POLICE BEAT:
WATERFRONT FIRE (IC time frame: Mid-July) -- Police and Fire units were dispatched by a phone call, just before dawn, from Marina employees alerting them to a highly suspicious fire outside one of the Waterfront warehouses near the Fish Market in Southeast.
 
The Arson Squad states that no damage to actual buildings was sustained, and the fire in question was of a highly unusual and suspicious nature. The fire at the Waterfront was devoid of chemical residue (unusual in Arson fires which are usually started by a quick-lighting flammable agent of some sort), and of an abnormally fast-burning and intense heat for a naturally occurring fire. This unusual finding was also noted in the fire that demolished Charlie’s, a corner bar at 14th & U Streets N.W. not far from the 9:30 Club, as well as the fire in an abandoned apartment building in Anacostia that killed Farrell Februus and a large dog or wolf. This latest particular fire was notable in that the burn pattern was neatly circular, in a pattern eminating from where the large man was said to have been standing.
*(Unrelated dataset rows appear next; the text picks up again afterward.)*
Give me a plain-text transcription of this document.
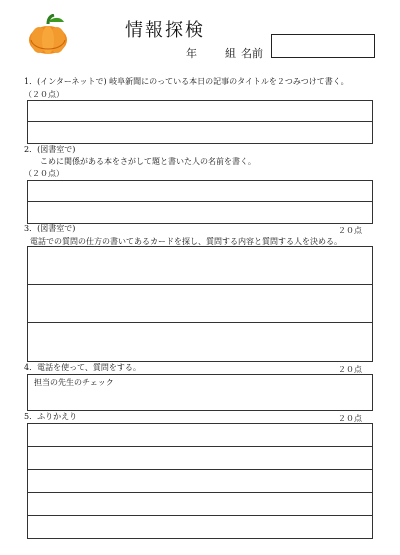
情報探検
年	組 名前
1．(インターネットで) 岐阜新聞にのっている本日の記事のタイトルを２つみつけて書く。
（２０点）
2．(図書室で)
こめに関係がある本をさがして題と書いた人の名前を書く。
（２０点）
3．(図書室で)	２０点
電話での質問の仕方の書いてあるカードを探し、質問する内容と質問する人を決める。
4．電話を使って、質問をする。	２０点
担当の先生のチェック
5．ふりかえり	２０点
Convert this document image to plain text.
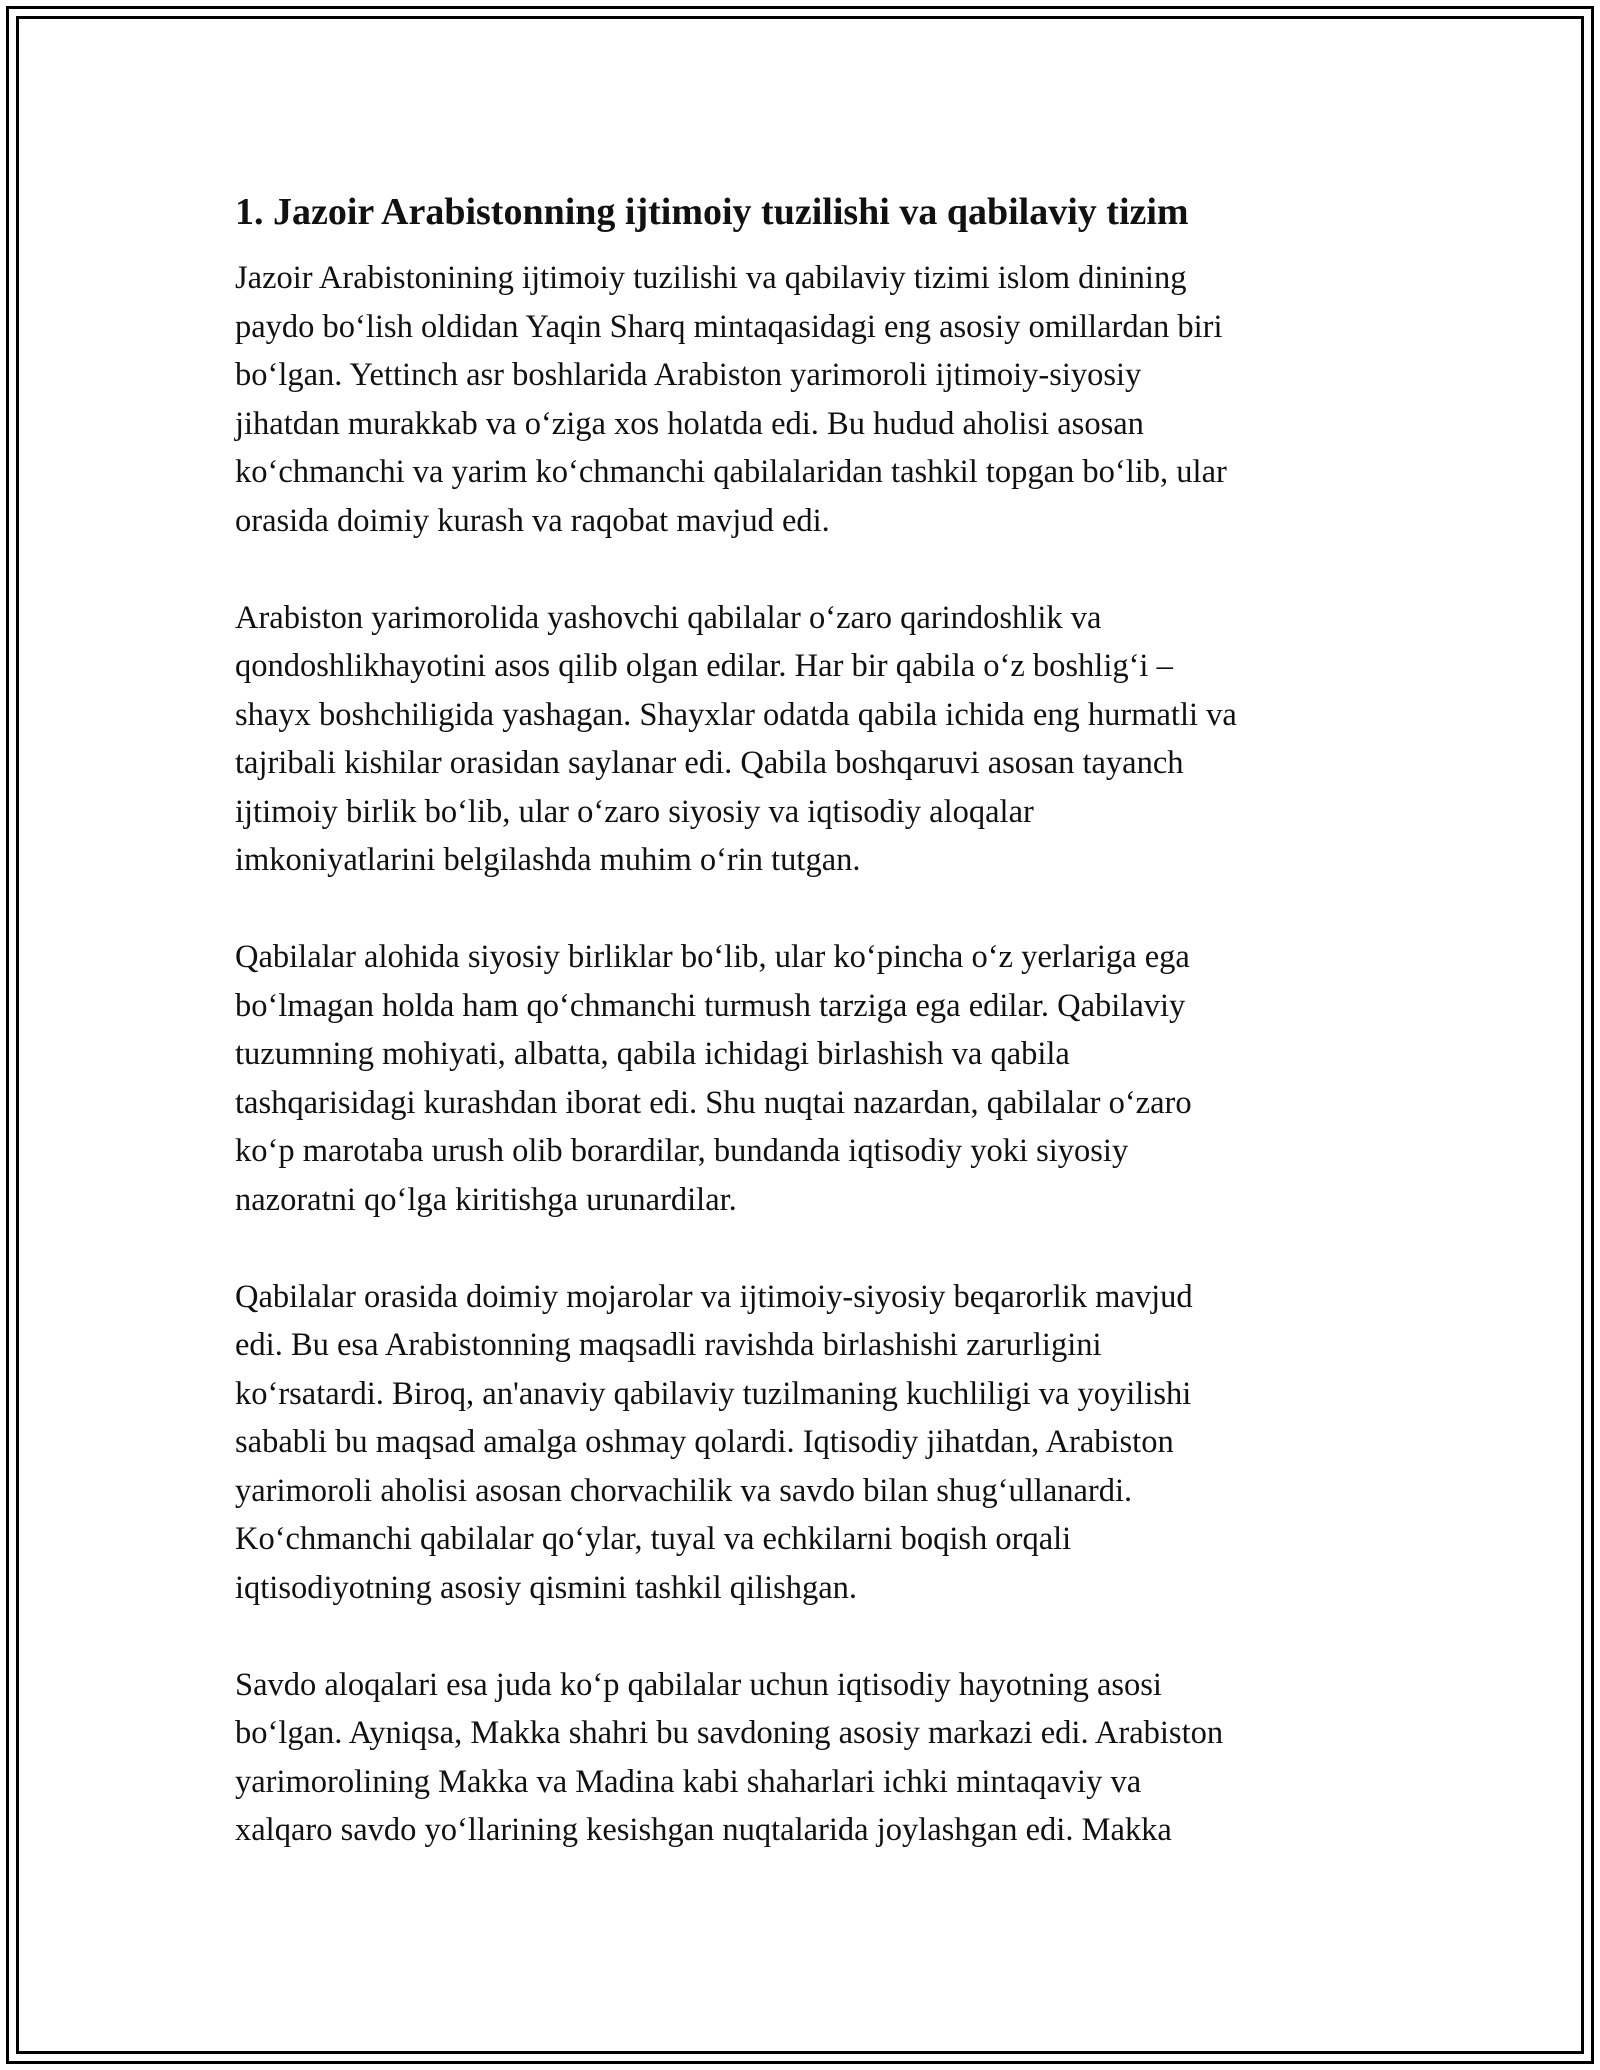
1. Jazoir Arabistonning ijtimoiy tuzilishi va qabilaviy tizim

Jazoir Arabistonining ijtimoiy tuzilishi va qabilaviy tizimi islom dinining
paydo bo‘lish oldidan Yaqin Sharq mintaqasidagi eng asosiy omillardan biri
bo‘lgan. Yettinch asr boshlarida Arabiston yarimoroli ijtimoiy-siyosiy
jihatdan murakkab va o‘ziga xos holatda edi. Bu hudud aholisi asosan
ko‘chmanchi va yarim ko‘chmanchi qabilalaridan tashkil topgan bo‘lib, ular
orasida doimiy kurash va raqobat mavjud edi.

Arabiston yarimorolida yashovchi qabilalar o‘zaro qarindoshlik va
qondoshlikhayotini asos qilib olgan edilar. Har bir qabila o‘z boshlig‘i –
shayx boshchiligida yashagan. Shayxlar odatda qabila ichida eng hurmatli va
tajribali kishilar orasidan saylanar edi. Qabila boshqaruvi asosan tayanch
ijtimoiy birlik bo‘lib, ular o‘zaro siyosiy va iqtisodiy aloqalar
imkoniyatlarini belgilashda muhim o‘rin tutgan.

Qabilalar alohida siyosiy birliklar bo‘lib, ular ko‘pincha o‘z yerlariga ega
bo‘lmagan holda ham qo‘chmanchi turmush tarziga ega edilar. Qabilaviy
tuzumning mohiyati, albatta, qabila ichidagi birlashish va qabila
tashqarisidagi kurashdan iborat edi. Shu nuqtai nazardan, qabilalar o‘zaro
ko‘p marotaba urush olib borardilar, bundanda iqtisodiy yoki siyosiy
nazoratni qo‘lga kiritishga urunardilar.

Qabilalar orasida doimiy mojarolar va ijtimoiy-siyosiy beqarorlik mavjud
edi. Bu esa Arabistonning maqsadli ravishda birlashishi zarurligini
ko‘rsatardi. Biroq, an'anaviy qabilaviy tuzilmaning kuchliligi va yoyilishi
sababli bu maqsad amalga oshmay qolardi. Iqtisodiy jihatdan, Arabiston
yarimoroli aholisi asosan chorvachilik va savdo bilan shug‘ullanardi.
Ko‘chmanchi qabilalar qo‘ylar, tuyal va echkilarni boqish orqali
iqtisodiyotning asosiy qismini tashkil qilishgan.

Savdo aloqalari esa juda ko‘p qabilalar uchun iqtisodiy hayotning asosi
bo‘lgan. Ayniqsa, Makka shahri bu savdoning asosiy markazi edi. Arabiston
yarimorolining Makka va Madina kabi shaharlari ichki mintaqaviy va
xalqaro savdo yo‘llarining kesishgan nuqtalarida joylashgan edi. Makka
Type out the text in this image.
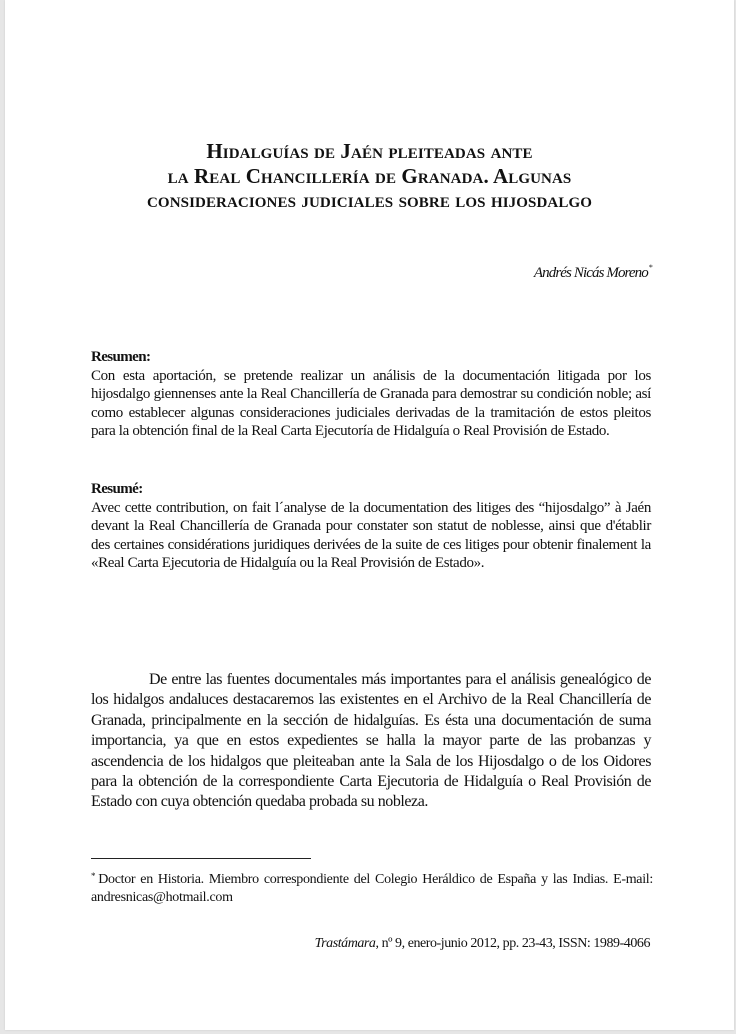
Hidalguías de Jaén pleiteadas ante
la Real Chancillería de Granada. Algunas
consideraciones judiciales sobre los hijosdalgo
Andrés Nicás Moreno*
Resumen:

Con esta aportación, se pretende realizar un análisis de la documentación litigada por los hijosdalgo giennenses ante la Real Chancillería de Granada para demostrar su condición noble; así como establecer algunas consideraciones judiciales derivadas de la tramitación de estos pleitos para la obtención final de la Real Carta Ejecutoría de Hidalguía o Real Provisión de Estado.

Resumé:

Avec cette contribution, on fait l´analyse de la documentation des litiges des “hijosdalgo” à Jaén devant la Real Chancillería de Granada pour constater son statut de noblesse, ainsi que d'établir des certaines considérations juridiques derivées de la suite de ces litiges pour obtenir finalement la «Real Carta Ejecutoria de Hidalguía ou la Real Provisión de Estado».

De entre las fuentes documentales más importantes para el análisis genealógico de los hidalgos andaluces destacaremos las existentes en el Archivo de la Real Chancillería de Granada, principalmente en la sección de hidalguías. Es ésta una documentación de suma importancia, ya que en estos expedientes se halla la mayor parte de las probanzas y ascendencia de los hidalgos que pleiteaban ante la Sala de los Hijosdalgo o de los Oidores para la obtención de la correspondiente Carta Ejecutoria de Hidalguía o Real Provisión de Estado con cuya obtención quedaba probada su nobleza.

* Doctor en Historia. Miembro correspondiente del Colegio Heráldico de España y las Indias. E-mail: andresnicas@hotmail.com

Trastámara, nº 9, enero-junio 2012, pp. 23-43, ISSN: 1989-4066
Controlling a fire of such intensity to that level of precision is extremely difficult.
 
Witnesses claim to have seen a giant, demonic looking man covered in fire, burning a smaller figure, who could not be described further as witnesses say he or she was engulfed in flames and moving towards the Potomac River's edge, where they crumpled in a heap, presumably dead. The flaming man suddenly ceased to be on fire, shifting into an oversized man whose skin seemed to look like molten lava. He walked over, picked up the body and broke into a black BMW, parked on the access road nearby. He dumped the body into the front seat of the BMW and walked off, his form then reportedly shifting into that of a well-built young black man. He then left the scene in a green or blue older sedan parked down the road, but police were unable to detain him for questioning.
 
 
The BMW on the scene was registered to entertainer Anya Star, who has been out of town and unavailable for questioning. The question has been raised as to whether the dead body could have been a relative of Ms. Star's, or even Star herself, though even in her absence, Star's spokepeople deny such a possibility. The body, burned beyond recognition, was taken to the DC Morgue, but no further reports have been issued on their findings.
 
Scene investigators noted some minor blood residue in the grass but much of it was burned beyond testing, and what they could find tested as an anomaly, denoting multiple blood types in the same sample. The Forensics Office has no further comments on the significance of the findings at this time.
 
The Office of Tourism and Public Relations has stated that no permits had been filed last month for filming of any media location shoots, and local casting directors as well as Professors in Communications deny any knowledge of any student movie projects being shot in that area.